Rossean Hunter's dog
Fire on the Horizon

We have had a summer that was the hottest on record, and even someone who grew up here like my husband, or lived here several decades like me, can see weather events have become much more variable. The days of triple digits are more numerous now, and unbroken by occasional cooling days as they used to be.

I acknowledge fuel sources need to be removed and managed. We have plenty of private property in our own area that should be kept mowed down and cleared of dead trees and branches, but as I understand it, that’s not going to solve the problem of rising seas, the impact on weather and temperature, agriculture, human, animal and plant life.

I’m someone who was raised in the church, but I am angry that the USA is losing our leadership and world competitiveness because of what I see as a trend in conservative leaders to now discard science as something that can’t co-exist with religious beliefs. I suspect it is because science is tied to logic and it’s easier to manipulate voters tied to emotion, and that bugs me.

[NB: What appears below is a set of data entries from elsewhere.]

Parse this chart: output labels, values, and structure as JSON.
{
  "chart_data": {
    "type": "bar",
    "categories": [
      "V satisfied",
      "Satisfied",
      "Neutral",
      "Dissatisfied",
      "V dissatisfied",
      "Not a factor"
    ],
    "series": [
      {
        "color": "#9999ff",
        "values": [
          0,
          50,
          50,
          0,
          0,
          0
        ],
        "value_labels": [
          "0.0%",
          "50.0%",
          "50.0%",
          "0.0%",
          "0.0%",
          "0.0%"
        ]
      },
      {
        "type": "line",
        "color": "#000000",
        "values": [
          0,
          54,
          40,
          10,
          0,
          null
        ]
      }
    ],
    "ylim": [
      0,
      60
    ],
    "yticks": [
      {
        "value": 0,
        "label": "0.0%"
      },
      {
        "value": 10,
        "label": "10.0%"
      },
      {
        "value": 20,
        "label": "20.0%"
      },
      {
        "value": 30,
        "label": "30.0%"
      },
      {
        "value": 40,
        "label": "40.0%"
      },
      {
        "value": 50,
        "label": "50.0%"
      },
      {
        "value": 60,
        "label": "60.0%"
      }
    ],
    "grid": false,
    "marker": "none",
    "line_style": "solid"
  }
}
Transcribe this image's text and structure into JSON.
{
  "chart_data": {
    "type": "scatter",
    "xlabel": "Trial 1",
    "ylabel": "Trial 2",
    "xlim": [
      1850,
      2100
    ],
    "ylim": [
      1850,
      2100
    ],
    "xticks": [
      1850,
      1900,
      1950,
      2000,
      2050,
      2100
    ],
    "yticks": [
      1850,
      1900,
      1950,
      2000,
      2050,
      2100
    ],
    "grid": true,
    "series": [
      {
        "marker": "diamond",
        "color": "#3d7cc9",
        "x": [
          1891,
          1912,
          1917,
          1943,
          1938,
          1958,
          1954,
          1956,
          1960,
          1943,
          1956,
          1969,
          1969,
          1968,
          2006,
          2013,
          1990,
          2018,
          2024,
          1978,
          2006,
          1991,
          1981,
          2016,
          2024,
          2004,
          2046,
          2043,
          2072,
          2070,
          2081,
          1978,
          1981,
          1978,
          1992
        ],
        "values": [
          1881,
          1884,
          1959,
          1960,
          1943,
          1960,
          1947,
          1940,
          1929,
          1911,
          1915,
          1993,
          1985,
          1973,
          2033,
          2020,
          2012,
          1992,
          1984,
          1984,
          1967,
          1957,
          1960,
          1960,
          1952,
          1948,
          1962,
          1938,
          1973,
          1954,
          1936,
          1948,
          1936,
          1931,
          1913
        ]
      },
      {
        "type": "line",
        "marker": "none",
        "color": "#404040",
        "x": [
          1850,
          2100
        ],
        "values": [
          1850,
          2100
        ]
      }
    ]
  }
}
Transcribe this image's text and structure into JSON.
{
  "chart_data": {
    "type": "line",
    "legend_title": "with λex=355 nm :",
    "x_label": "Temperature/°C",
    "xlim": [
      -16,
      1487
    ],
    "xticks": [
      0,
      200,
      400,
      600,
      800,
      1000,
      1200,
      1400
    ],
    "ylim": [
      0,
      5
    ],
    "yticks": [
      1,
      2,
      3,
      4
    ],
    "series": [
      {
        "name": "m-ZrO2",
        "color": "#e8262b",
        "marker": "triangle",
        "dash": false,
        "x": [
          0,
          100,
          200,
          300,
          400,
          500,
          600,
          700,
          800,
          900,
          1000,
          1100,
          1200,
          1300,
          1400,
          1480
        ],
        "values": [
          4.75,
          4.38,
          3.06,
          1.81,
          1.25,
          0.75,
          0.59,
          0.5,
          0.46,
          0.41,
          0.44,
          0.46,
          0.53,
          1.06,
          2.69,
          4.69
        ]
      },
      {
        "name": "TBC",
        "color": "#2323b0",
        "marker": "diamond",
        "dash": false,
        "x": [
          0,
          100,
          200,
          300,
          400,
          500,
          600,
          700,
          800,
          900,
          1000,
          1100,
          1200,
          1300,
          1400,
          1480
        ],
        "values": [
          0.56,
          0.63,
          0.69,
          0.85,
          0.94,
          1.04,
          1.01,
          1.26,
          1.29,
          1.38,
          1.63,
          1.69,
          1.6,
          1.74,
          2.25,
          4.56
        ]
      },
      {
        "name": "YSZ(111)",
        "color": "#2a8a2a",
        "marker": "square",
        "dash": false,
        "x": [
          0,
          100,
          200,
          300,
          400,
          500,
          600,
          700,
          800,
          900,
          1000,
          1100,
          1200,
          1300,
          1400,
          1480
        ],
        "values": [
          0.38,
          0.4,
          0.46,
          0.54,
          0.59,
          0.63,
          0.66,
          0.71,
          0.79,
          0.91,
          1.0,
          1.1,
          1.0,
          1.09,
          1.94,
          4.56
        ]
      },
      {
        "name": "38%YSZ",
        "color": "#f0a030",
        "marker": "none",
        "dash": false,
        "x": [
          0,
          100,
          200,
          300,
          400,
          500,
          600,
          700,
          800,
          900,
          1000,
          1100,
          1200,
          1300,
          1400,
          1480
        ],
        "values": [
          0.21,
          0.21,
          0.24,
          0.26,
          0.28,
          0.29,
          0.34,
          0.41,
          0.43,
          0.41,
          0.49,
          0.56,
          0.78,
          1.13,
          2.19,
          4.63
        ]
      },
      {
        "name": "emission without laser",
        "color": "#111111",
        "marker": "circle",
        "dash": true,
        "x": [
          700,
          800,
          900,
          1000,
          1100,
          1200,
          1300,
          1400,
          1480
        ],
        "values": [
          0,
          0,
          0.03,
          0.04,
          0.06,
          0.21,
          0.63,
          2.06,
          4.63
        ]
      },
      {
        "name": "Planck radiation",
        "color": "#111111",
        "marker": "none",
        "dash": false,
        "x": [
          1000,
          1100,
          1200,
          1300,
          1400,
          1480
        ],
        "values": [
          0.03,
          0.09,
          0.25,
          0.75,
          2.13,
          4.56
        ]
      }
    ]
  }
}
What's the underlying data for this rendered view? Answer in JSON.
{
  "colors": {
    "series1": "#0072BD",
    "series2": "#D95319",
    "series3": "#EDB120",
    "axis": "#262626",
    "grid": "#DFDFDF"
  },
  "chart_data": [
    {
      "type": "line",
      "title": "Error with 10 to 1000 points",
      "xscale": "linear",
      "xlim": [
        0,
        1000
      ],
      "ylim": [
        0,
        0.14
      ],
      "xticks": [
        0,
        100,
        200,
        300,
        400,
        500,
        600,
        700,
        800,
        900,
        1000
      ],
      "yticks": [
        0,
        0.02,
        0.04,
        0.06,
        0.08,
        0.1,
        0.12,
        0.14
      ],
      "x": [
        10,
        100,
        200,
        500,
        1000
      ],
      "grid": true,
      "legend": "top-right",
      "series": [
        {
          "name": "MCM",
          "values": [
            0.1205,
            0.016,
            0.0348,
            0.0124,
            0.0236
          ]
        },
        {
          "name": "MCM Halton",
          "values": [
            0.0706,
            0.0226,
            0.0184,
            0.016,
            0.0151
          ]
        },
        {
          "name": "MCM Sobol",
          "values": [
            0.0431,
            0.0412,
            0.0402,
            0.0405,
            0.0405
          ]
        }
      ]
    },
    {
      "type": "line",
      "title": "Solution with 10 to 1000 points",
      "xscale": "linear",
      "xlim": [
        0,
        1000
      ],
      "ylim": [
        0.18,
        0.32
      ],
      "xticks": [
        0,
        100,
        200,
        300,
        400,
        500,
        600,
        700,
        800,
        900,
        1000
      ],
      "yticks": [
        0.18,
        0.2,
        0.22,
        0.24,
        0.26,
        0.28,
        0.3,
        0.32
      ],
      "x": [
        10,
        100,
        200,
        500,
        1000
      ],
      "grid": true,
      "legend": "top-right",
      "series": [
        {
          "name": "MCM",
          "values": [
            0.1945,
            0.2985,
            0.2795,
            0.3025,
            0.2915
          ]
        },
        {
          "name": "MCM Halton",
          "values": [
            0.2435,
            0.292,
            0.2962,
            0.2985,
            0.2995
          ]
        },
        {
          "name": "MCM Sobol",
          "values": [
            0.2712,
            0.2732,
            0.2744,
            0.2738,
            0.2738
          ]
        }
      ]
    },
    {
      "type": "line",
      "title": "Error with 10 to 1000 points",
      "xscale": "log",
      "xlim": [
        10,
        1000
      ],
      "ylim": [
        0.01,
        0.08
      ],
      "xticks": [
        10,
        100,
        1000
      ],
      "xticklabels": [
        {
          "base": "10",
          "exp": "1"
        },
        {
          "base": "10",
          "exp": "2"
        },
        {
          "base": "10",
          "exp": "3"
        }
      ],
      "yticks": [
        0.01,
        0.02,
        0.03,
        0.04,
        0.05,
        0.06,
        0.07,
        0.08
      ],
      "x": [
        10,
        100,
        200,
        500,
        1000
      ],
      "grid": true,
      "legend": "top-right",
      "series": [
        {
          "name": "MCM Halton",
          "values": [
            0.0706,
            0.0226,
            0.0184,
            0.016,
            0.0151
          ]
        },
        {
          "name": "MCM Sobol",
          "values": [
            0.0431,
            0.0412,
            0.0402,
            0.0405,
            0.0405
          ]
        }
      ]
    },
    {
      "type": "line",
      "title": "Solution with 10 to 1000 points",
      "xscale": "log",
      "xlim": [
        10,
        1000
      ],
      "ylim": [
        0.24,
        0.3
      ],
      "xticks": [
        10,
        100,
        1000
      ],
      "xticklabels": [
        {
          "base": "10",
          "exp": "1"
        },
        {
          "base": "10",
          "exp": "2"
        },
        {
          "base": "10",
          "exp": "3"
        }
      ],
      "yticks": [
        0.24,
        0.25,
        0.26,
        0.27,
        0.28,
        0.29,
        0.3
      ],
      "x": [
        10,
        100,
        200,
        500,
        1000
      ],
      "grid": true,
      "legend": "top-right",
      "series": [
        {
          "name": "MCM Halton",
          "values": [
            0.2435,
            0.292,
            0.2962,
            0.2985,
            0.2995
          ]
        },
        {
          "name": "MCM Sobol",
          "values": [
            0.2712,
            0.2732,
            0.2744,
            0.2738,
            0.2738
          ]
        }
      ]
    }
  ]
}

The article by Keith Law and the comments about it caused me to pick up the phone and ask my ex if his concerns about global warming or respect for the science have changed along with the conservative party to which he’s registered. His concerns have NOT changed and he’s no longer willing to overlook conservative leaders’ now obvious departure from scientific leadership. In fact, he’s pissed. Conservative leaders should not be intentionally misleading us with their politics or disrespecting the scientific community, which has undeniably contributed to America’s centuries of greatness. This issue should once again transcend politics

 

Filed Under: Politics Tagged With: Keith Law, Rossean Hunter

Reader Interactions

Comments

  1. Richard Anderson says

    September 30, 2020 at 9:20 am

    Wondering if Rossean Hunter’s belief is true that industries created false doubt about the reality of man-made climate change? Read Naomi Oreskes’ “Merchants of Doubt” to get riveting details about it.
    For decades, scientists like S. Fred Singer have been “science guns for hire” successfully creating doubt in court cases on:
    “Does cigarette smoking cause cancer?”
    “Does Los Angeles’ smog come from their car exhaust?”
    “Is Eastern US acid rain and lake acidification caused by burning coal?”
    “Are our refrigerant chemicals creating the Antarctic ozone hole?”
    “Is burning fossil fuels contributing to global warming?”
    In every case, a set of science mercenaries have been successful and well-paid “merchants of doubt” on these issues. They have bamboozled the public and allowed industries to continue profitable activities that harm or kill humans and the natural ecosystems that support us.